- Location: Oneida County, New York, United States
- Coordinates: 43°33′35″N 75°09′06″W﻿ / ﻿43.5597393°N 75.1515847°W
- Type: Lake
- Primary inflows: Otter Lake Outlet
- Primary outflows: Long Lake Outlet
- Basin countries: United States
- Surface area: 159 acres (0.64 km^{2})
- Average depth: 9 feet (2.7 m)
- Max. depth: 35 feet (11 m)
- Shore length^{1}: 5.6 miles (9.0 km)
- Surface elevation: 1,470 feet (450 m)
- Islands: 8
- Settlements: Holiday House, New York

= Long Lake (Oneida County, New York) =

Long Lake is located northeast of Holiday House, New York.

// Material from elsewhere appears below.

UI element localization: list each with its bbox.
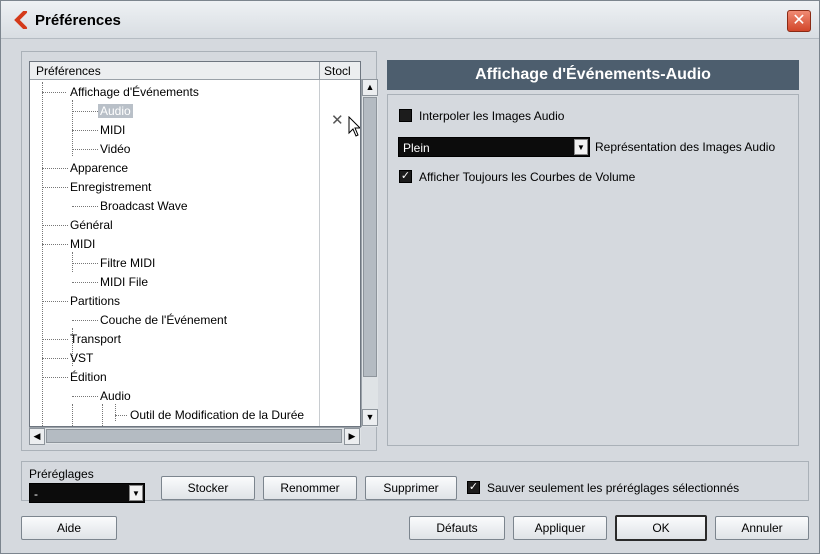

The lake is home to largemouth bass, crappie, rock bass, northern pike, yellow perch, smallmouth bass, walleye, white perch, and black bullhead. There is a state-owned carry down launch located on the northwest shore off Long Lake Road.

== Locations and tributaries ==

- Brandy Lake - A small 14 acre lake located west of Long Lake. Brandy Lake empties into Long Lake. Fish species in Brandy Lake include brook trout, and bullhead. Trail access off Round Lake Road on the west shore.